Regarding Brinsmead’s teachings, and their dramatic evolution over time, I’m sure I’m not aware of all of the subtleties of his numerous theological positions as they changed over time, but I think I’m well enough informed.

Also, Des Ford (since you brought him up) was not simply let go from Church employment for some minor issue. He was attacking clearly stated fundamental pillars of the SDA Church – to include the Church’s position on origins. Ford believes in and strongly supports theistic evolutionary ideas where life has existed and evolved on this planet over hundreds of millions of years of time. Ford does believe in the Divine inspiration of Genesis, but not based on the straight forward reading of the text so much as on a hidden mathematical code similar to the “Bible Code” of Michael Drosnin – on the same level as astrology if you ask me.

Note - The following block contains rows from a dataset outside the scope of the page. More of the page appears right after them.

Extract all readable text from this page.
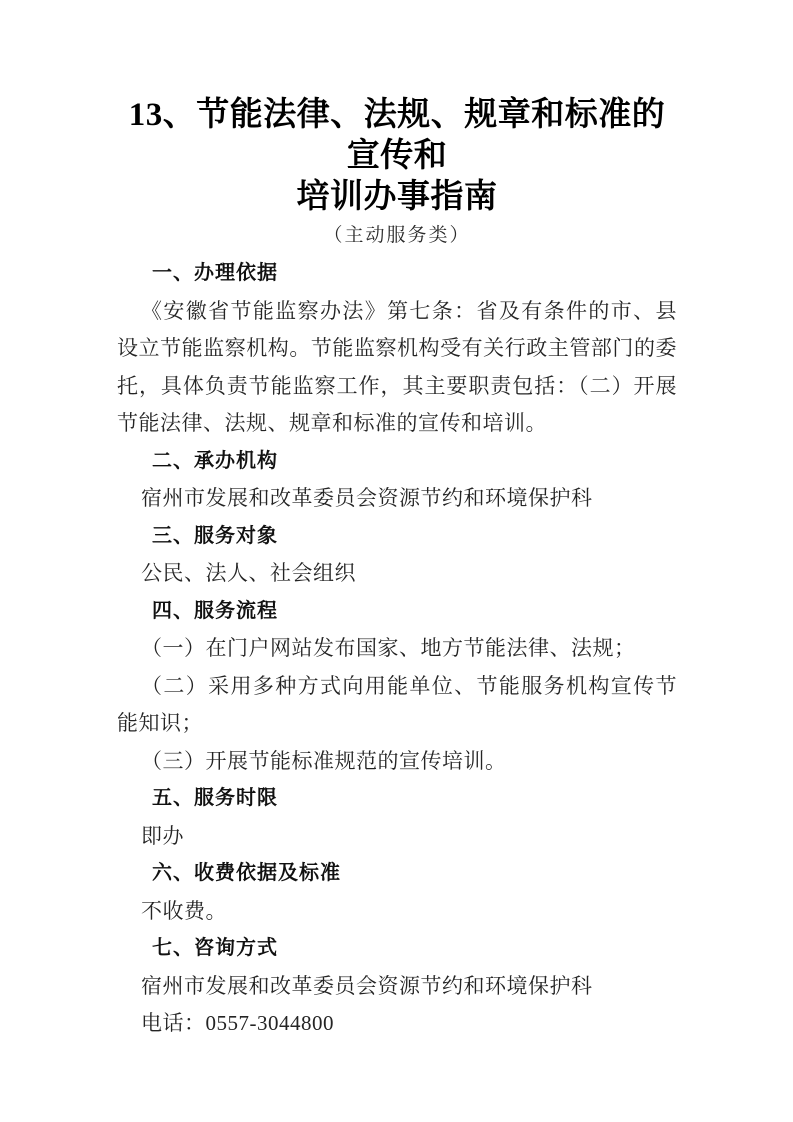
13、节能法律、法规、规章和标准的宣传和
培训办事指南
（主动服务类）
一、办理依据

《安徽省节能监察办法》第七条：省及有条件的市、县设立节能监察机构。节能监察机构受有关行政主管部门的委托，具体负责节能监察工作，其主要职责包括：（二）开展节能法律、法规、规章和标准的宣传和培训。

二、承办机构

宿州市发展和改革委员会资源节约和环境保护科

三、服务对象

公民、法人、社会组织

四、服务流程

（一）在门户网站发布国家、地方节能法律、法规；

（二）采用多种方式向用能单位、节能服务机构宣传节能知识；

（三）开展节能标准规范的宣传培训。

五、服务时限

即办

六、收费依据及标准

不收费。

七、咨询方式

宿州市发展和改革委员会资源节约和环境保护科

电话：0557-3044800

It is for such reasons that the likes of Ford and Brinsmead cannot represent the SDA Church in any sort of official capacity.

Really though, I do not want to get off on a debate on perfectionism. I do not agree with Brinsmead, and am not familiar with the views of Normal McNulty on this issue, but that isn’t the purpose of this particular website.

The purpose of this website is to inform members of the SDA Church as to what is really being taught in some of our schools on the issue of origins… a fundamental issue for the SDA Church.